Spotlight on Glaxo Heart Drug as Others Fail
The failure of rival heart drugs has put the spotlight on a novel GlaxoSmithKline compound that will reach a critical stage of testing this year, after languishing in development for years.
Darapladib, which Glaxo discovered with Human Genome Sciences Inc., targets an enzyme called Lp-PLA2 that is linked to artery-clogging plaques.
Industry analysts at Credit Suisse reckon the drug could achieve annual sales of $1.5 billion by 2011, if it works – but it is a big "if."
The failure of Pfizer's torcetrapib and AtheroGenics's AGI-1067, which the U.S. biotech firm was working on with AstraZeneca Plc, has shaken confidence in the ability of firms to get new heart drugs to market.
It also means there are no short cuts for experimental drugs like darapladib, which is designed to offer something above and beyond the statin class of cholesterol-fighting treatments.
As a result, Glaxo has a high-risk but potentially high-reward product on its books, industry analysts believe. The drug is not expected to win approval until after 2010 but, if it succeeds, it could face few if any direct competitors.
AGI-1067, which failed in a pivotal Phase III study last month, was the most advanced experimental drug to address the inflammatory processes behind heart disease.
Doctors have for years looked at simply lowering levels of "bad" LDL cholesterol in order to prevent atherosclerosis, or clogging of arteries, but there is growing recognition that inflammation also plays a key role.
Glaxo's darapladib and Decode Genetics’s veliflapon are the only other anti-inflammatory heart medicines in late-stage development, and testing of Decode's product is on hold due to manufacturing problems.
Dr Albert Hofman of the Erasmus Medical Center in Rotterdam, an expert in the links between Lp-PLA2 and heart attacks and strokes, believes Glaxo's approach makes sense.
"I think Lp-PLA2 is a good candidate, though that is obviously by no means settled," he told Reuters.
Lp-PLA2 is already approved as a cardiovascular risk marker in the United States and a diagnostic test for measuring the enzyme is sold by privately owned DiaDexus.
Hofman says scientific evidence is now needed to prove that inhibiting Lp-PLA2 in the body produces clinical benefits.
That question should start to be answered by the results of a dose-ranging study and, more importantly, an imaging study in the second half of 2007, which will assess the impact of darapladib on arterial plaque by peering inside blood vessels.
"That type of evidence will be crucial," Hofman said.
At one stage, Glaxo had hoped it might be able to seek marketing approval for darapladib based simply on results of intravascular ultrasound, or IVUS, imaging.
But the experience of torcetrapib, which was scrapped after late-stage tests revealed a link to serious adverse cardiac events, means regulators are virtually certain to require long-term clinical outcome trials, analysts believe.
That will push commercialisation into the next decade, by which time Pfizer's hugely successful statin Lipitor – the world's best-selling medicine -- may face generic rivals.
The prospect of stiff competition from cheap generic forms of Lipitor is another factor Glaxo will have to build into calculations as to the commercial viability of darapladib.
At the moment, many analysts are not building sales of darapladib into their estimates since it is still years away from the market and its efficacy remains unproven.

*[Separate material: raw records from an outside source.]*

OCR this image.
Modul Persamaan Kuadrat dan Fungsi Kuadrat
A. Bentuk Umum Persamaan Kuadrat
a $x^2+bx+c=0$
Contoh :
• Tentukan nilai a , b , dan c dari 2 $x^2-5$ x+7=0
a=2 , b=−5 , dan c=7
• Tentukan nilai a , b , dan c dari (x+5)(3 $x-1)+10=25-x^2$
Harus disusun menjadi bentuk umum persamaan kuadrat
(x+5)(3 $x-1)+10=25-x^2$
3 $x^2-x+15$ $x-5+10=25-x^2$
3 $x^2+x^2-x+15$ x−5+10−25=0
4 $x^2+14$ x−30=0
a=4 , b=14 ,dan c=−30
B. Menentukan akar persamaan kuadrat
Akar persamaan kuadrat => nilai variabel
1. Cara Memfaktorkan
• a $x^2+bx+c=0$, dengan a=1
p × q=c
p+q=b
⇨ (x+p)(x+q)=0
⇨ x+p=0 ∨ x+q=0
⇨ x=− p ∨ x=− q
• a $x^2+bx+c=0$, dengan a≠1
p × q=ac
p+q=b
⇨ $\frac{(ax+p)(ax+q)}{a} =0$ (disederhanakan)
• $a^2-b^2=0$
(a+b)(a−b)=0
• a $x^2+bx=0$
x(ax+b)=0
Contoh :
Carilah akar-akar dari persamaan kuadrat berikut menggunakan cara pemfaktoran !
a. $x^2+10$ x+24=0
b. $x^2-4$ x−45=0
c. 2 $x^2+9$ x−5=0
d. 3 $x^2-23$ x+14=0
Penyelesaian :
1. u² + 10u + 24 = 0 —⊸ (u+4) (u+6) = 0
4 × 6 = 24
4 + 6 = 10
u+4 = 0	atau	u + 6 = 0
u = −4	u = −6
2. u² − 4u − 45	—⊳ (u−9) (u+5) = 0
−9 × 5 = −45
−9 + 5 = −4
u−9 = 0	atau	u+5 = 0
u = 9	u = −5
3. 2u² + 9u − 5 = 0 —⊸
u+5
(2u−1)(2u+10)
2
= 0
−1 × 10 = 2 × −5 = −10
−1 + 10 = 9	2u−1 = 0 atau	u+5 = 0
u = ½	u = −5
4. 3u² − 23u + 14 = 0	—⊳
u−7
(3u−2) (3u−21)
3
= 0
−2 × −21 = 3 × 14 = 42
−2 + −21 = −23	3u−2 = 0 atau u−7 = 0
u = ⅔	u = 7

But success in this year's imaging study could change that, according to Gbola Amusa, an analyst at Sanford Bernstein who is a "bull" of Glaxo stock.

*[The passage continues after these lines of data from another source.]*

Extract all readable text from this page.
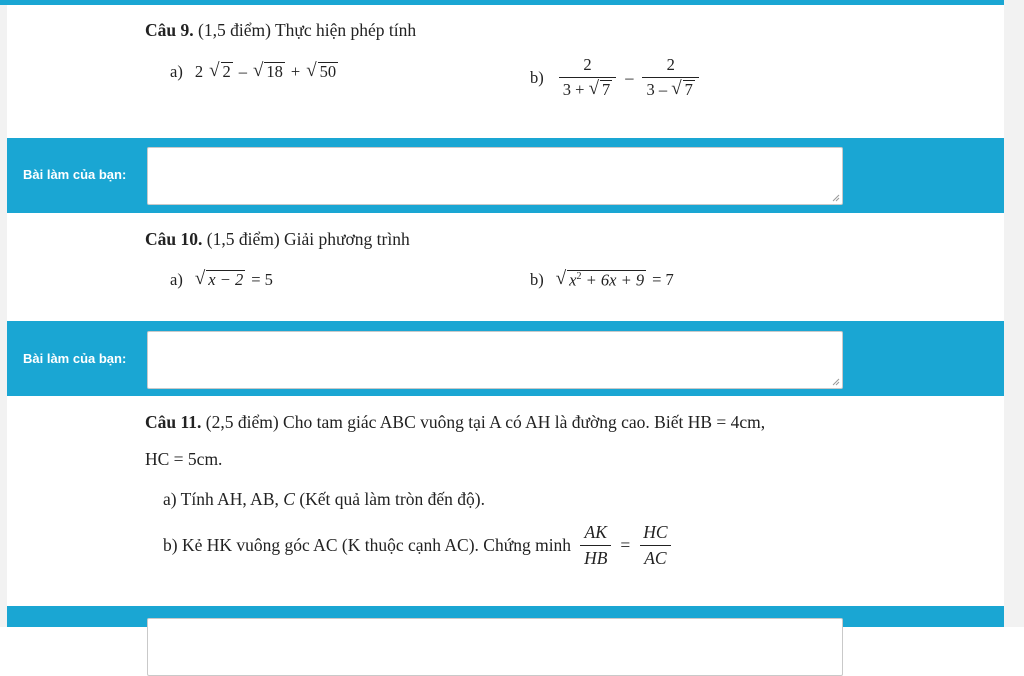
Câu 9. (1,5 điểm) Thực hiện phép tính
a) 2 √ 2 – √ 18 + √ 50	b) 2
3 +
√ 7 – 2
3 –
√ 7
Bài làm của bạn:
Câu 10. (1,5 điểm) Giải phương trình
a) √ x − 2 = 5	b) √ $x^2 + 6x + 9 = 7$
Bài làm của bạn:
Câu 11. (2,5 điểm) Cho tam giác ABC vuông tại A có AH là đường cao. Biết HB = 4cm,
HC = 5cm.
a) Tính AH, AB, C (Kết quả làm tròn đến độ).
b) Kẻ HK vuông góc AC (K thuộc cạnh AC). Chứng minh $\frac{AK}{HB} = \frac{HC}{AC}$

Glaxo shares trade on 13 times forecast 2008 earnings, according to Reuters data, below the European sector average of 14.8, due to worries about future growth of top-selling asthma drug Advair and diabetes drug Avandia, coupled with caution about its future drug pipeline.
Amusa believes darapladib could make give a significant boost to Glaxo's annual sales, which reached 23.2 billion pounds ($45.8 billion) last year, led by Advair which brought in 3.3 billion.
"If this unclogs arteries -- and it's a big 'if' -- that's the type of drug that could sell anywhere from $2 billion to $10 billion," he said.
"And even though Glaxo will have to run outcome studies that will take some years to perform, people will know that if this drug works the potential will be very, very large."